The opinion article based on the FENS-Kavli Network of Excellence’s survey, led by Tim Vogels, Matt Grubb, Carlos Ribeiro and Yiota Poirazi (chair of the Network) has been published in the 9th March issue of Nature.
The article summarises the work of the FENS-Kavli Scholars who asked more than 300 Europe-based researchers for input into a survey about the problems and difficulties in grant applications, , and how best to get financial support.
Young scientists face more pressure, expectation and dwindling financial support. So what makes the perfect grant?
Yiota Poirazi argues that more funds need to be ring-fenced to support individual young and mid-career scientists as opposed to large, multi-investigator teams. Nowadays there are few opportunities for single-investigator grants in Europe.
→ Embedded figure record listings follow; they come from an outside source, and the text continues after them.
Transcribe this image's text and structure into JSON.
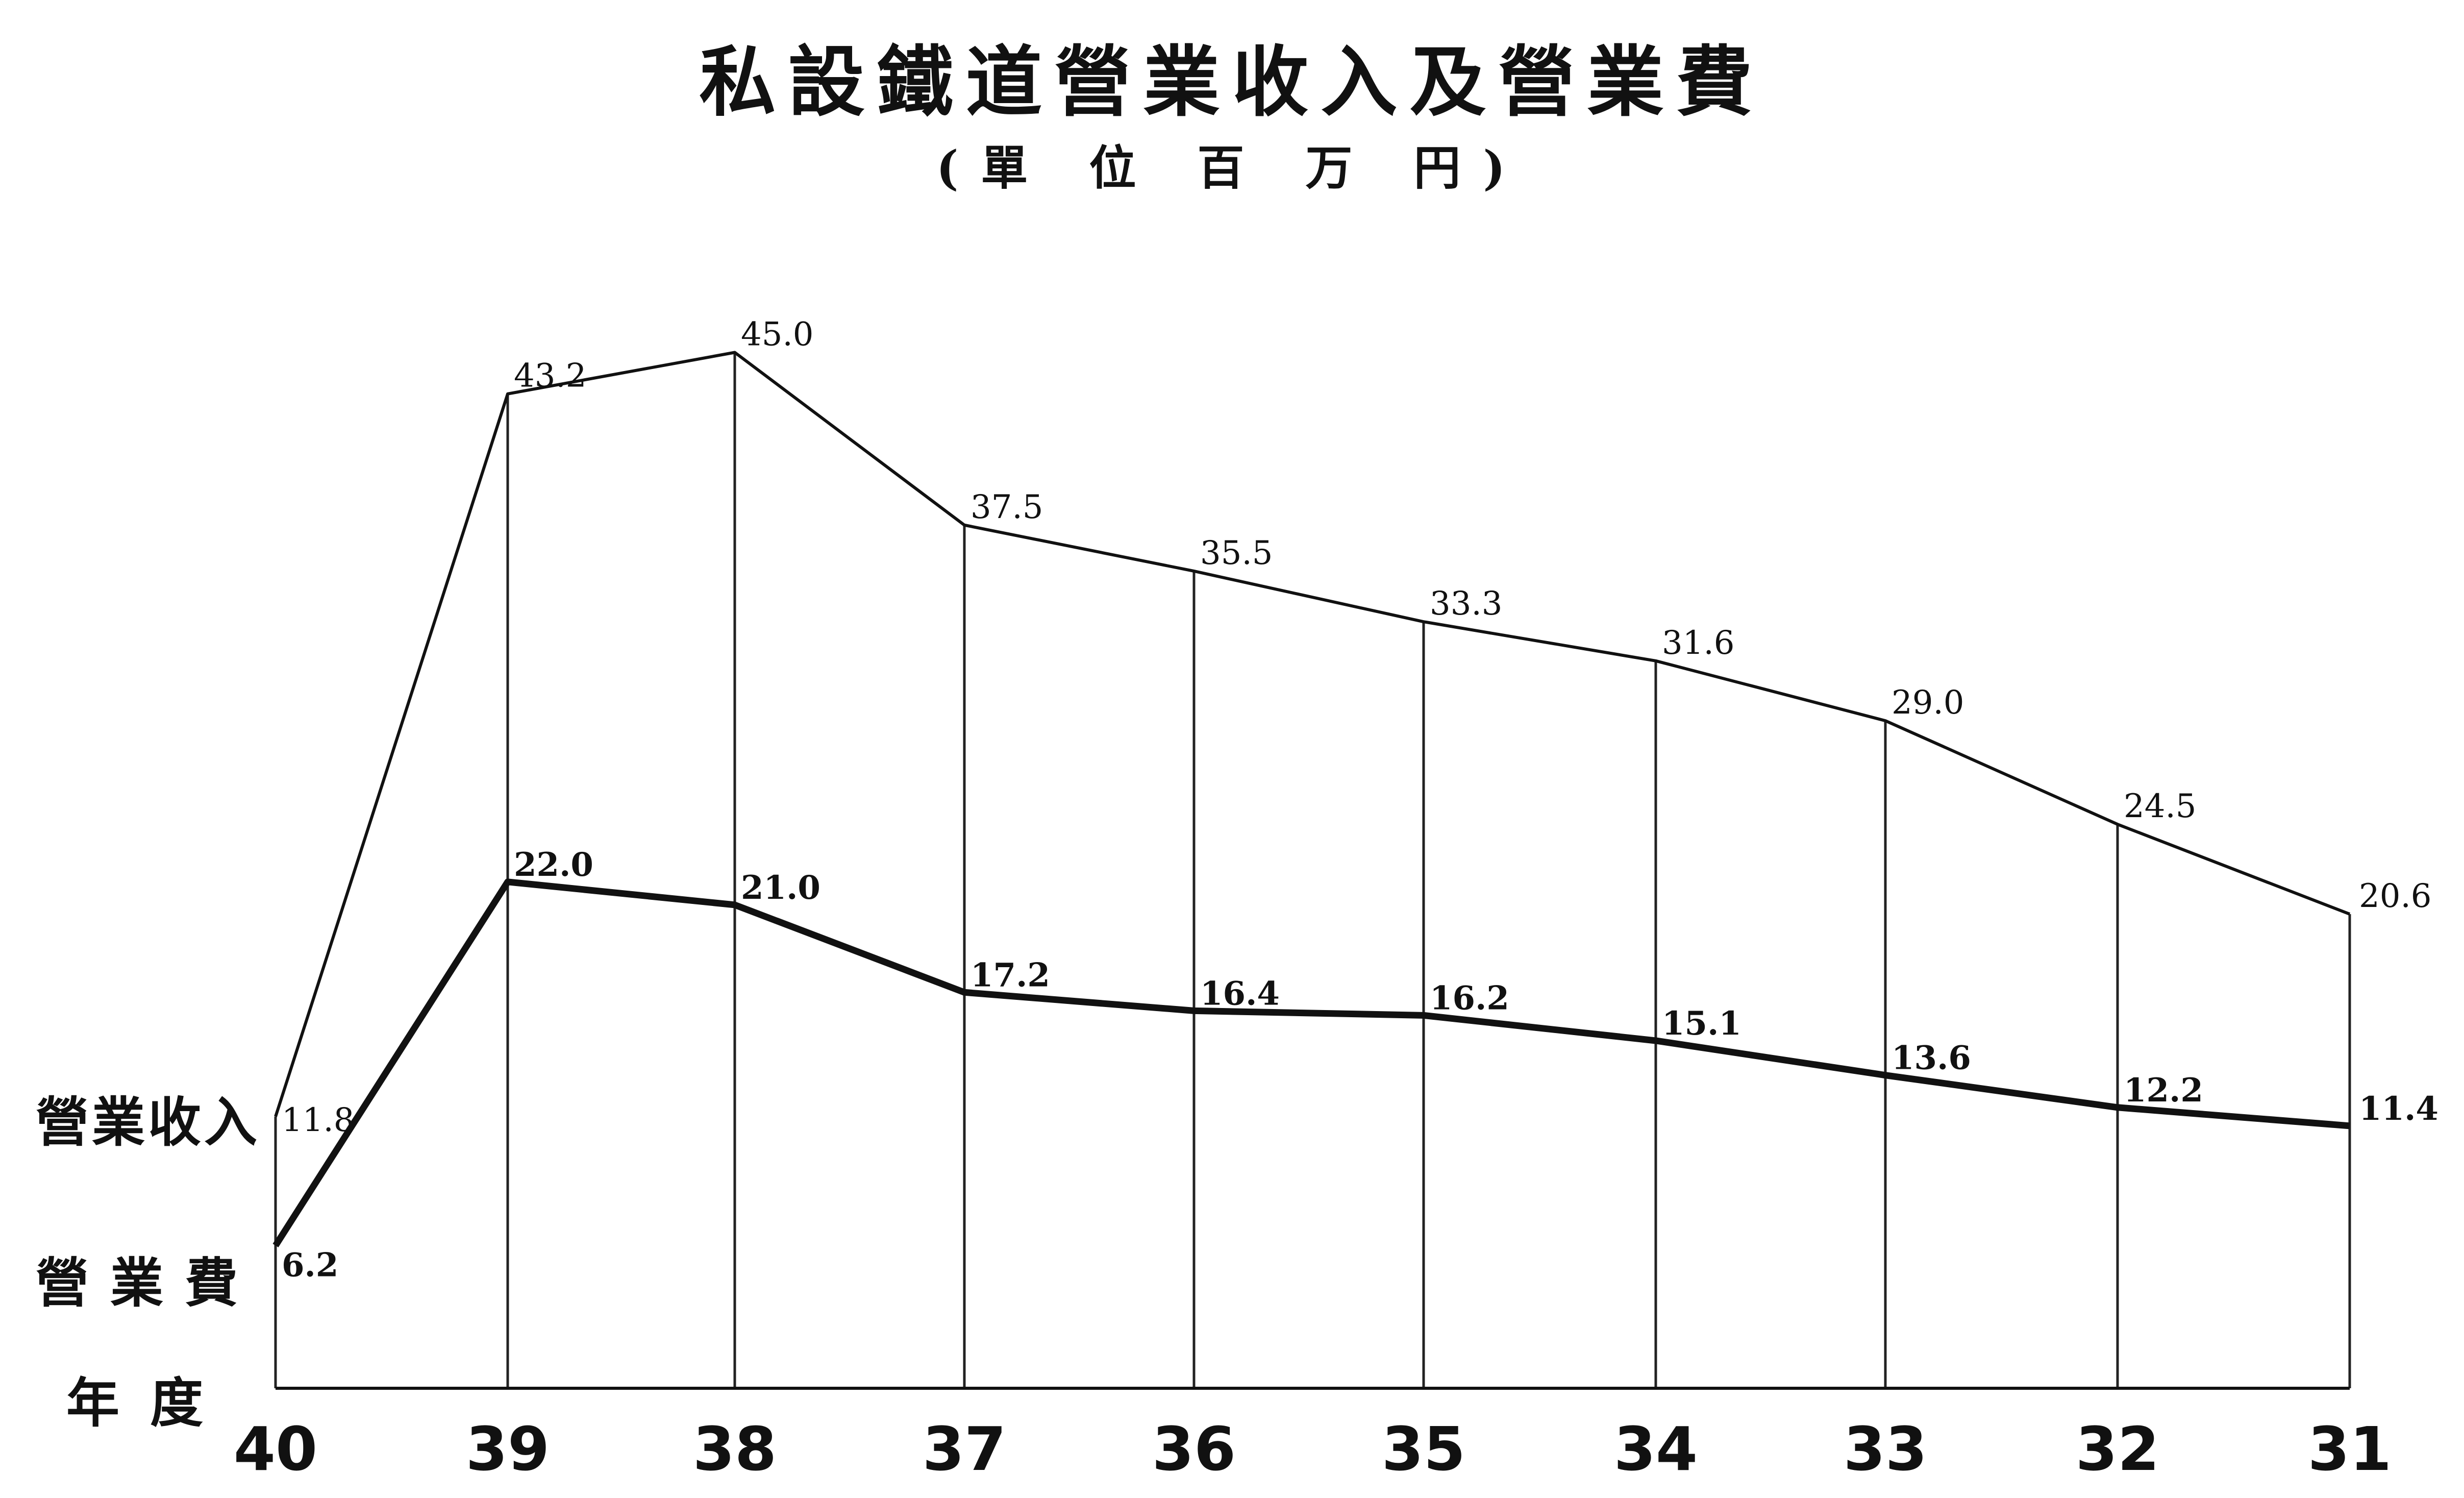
{
  "chart_data": {
    "type": "line",
    "title": "私設鐵道營業收入及營業費",
    "subtitle": "(單 位 百 万 円)",
    "x_axis_label": "年度",
    "categories": [
      "40",
      "39",
      "38",
      "37",
      "36",
      "35",
      "34",
      "33",
      "32",
      "31"
    ],
    "series": [
      {
        "name": "營業收入",
        "values": [
          11.8,
          43.2,
          45.0,
          37.5,
          35.5,
          33.3,
          31.6,
          29.0,
          24.5,
          20.6
        ],
        "labels": [
          "11.8",
          "43.2",
          "45.0",
          "37.5",
          "35.5",
          "33.3",
          "31.6",
          "29.0",
          "24.5",
          "20.6"
        ]
      },
      {
        "name": "營業費",
        "values": [
          6.2,
          22.0,
          21.0,
          17.2,
          16.4,
          16.2,
          15.1,
          13.6,
          12.2,
          11.4
        ],
        "labels": [
          "6.2",
          "22.0",
          "21.0",
          "17.2",
          "16.4",
          "16.2",
          "15.1",
          "13.6",
          "12.2",
          "11.4"
        ]
      }
    ],
    "ylim": [
      0,
      48
    ],
    "grid": "vertical lines at each year",
    "colors": {
      "line": "#111111",
      "background": "#ffffff"
    }
  }
}
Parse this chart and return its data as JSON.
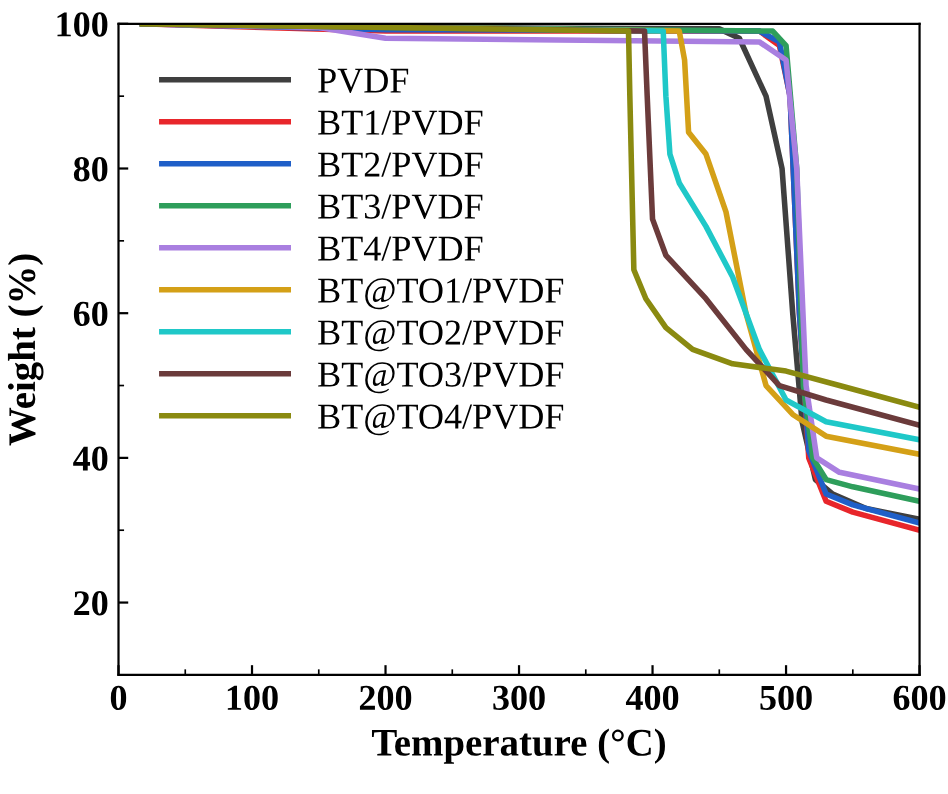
{
  "chart_data": {
    "type": "line",
    "xlabel": "Temperature (°C)",
    "ylabel": "Weight (%)",
    "xlim": [
      0,
      600
    ],
    "xticks": [
      0,
      100,
      200,
      300,
      400,
      500,
      600
    ],
    "ylim": [
      10,
      100
    ],
    "yticks": [
      20,
      40,
      60,
      80,
      100
    ],
    "grid": false,
    "legend": "top left",
    "marker": "none",
    "line_style": "solid",
    "series": [
      {
        "name": "PVDF",
        "color": "#3f3f3f",
        "x": [
          18,
          200,
          450,
          465,
          485,
          497,
          505,
          512,
          522,
          535,
          560,
          600
        ],
        "values": [
          100,
          99.5,
          99.3,
          98,
          90,
          80,
          60,
          45,
          37,
          35,
          33,
          31.5
        ]
      },
      {
        "name": "BT1/PVDF",
        "color": "#e8262b",
        "x": [
          18,
          200,
          480,
          495,
          503,
          510,
          517,
          530,
          550,
          600
        ],
        "values": [
          100,
          99,
          99,
          97,
          90,
          60,
          40,
          34,
          32.5,
          30
        ]
      },
      {
        "name": "BT2/PVDF",
        "color": "#1f5fc8",
        "x": [
          18,
          200,
          480,
          495,
          503,
          510,
          517,
          530,
          550,
          600
        ],
        "values": [
          100,
          99.2,
          99,
          97.5,
          90,
          60,
          41,
          35,
          33.5,
          31
        ]
      },
      {
        "name": "BT3/PVDF",
        "color": "#2e9e5b",
        "x": [
          18,
          200,
          490,
          500,
          508,
          513,
          520,
          530,
          550,
          600
        ],
        "values": [
          100,
          99.5,
          99,
          97,
          80,
          50,
          40,
          37,
          36,
          34
        ]
      },
      {
        "name": "BT4/PVDF",
        "color": "#a97fe0",
        "x": [
          18,
          150,
          200,
          480,
          500,
          508,
          515,
          523,
          540,
          600
        ],
        "values": [
          100,
          99.5,
          98,
          97.5,
          95,
          80,
          50,
          40,
          38,
          35.7
        ]
      },
      {
        "name": "BT@TO1/PVDF",
        "color": "#d4a017",
        "x": [
          18,
          420,
          424,
          427,
          440,
          455,
          470,
          485,
          505,
          530,
          600
        ],
        "values": [
          100,
          99,
          95,
          85,
          82,
          74,
          60,
          50,
          46,
          43,
          40.5
        ]
      },
      {
        "name": "BT@TO2/PVDF",
        "color": "#1fc8c8",
        "x": [
          18,
          408,
          410,
          413,
          420,
          440,
          460,
          480,
          500,
          530,
          600
        ],
        "values": [
          100,
          99,
          90,
          82,
          78,
          72,
          65,
          55,
          48,
          45,
          42.5
        ]
      },
      {
        "name": "BT@TO3/PVDF",
        "color": "#6b3b3b",
        "x": [
          18,
          394,
          396,
          400,
          410,
          440,
          470,
          495,
          530,
          600
        ],
        "values": [
          100,
          99,
          90,
          73,
          68,
          62,
          55,
          50,
          48,
          44.5
        ]
      },
      {
        "name": "BT@TO4/PVDF",
        "color": "#8a8a10",
        "x": [
          18,
          382,
          383,
          386,
          395,
          410,
          430,
          460,
          500,
          540,
          600
        ],
        "values": [
          100,
          99,
          90,
          66,
          62,
          58,
          55,
          53,
          52,
          50,
          47
        ]
      }
    ]
  }
}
With success rates for most European grants very low, this makes it extremely challenging for younger scientists to support an independent research team.
Moreover, the competition is simply too high for young researchers in Europe: limited track records and experience at coordinating large grants along with generally small networks of collaborators bias most — typically multi-investigator — funding schemes towards senior, well-connected principal investigators.
Findings coming out of this survey aim to help scientists build a career but also to improve the application process of the funding scheme, stressing the importance of this last point, which is a key pillar for European science and innovation.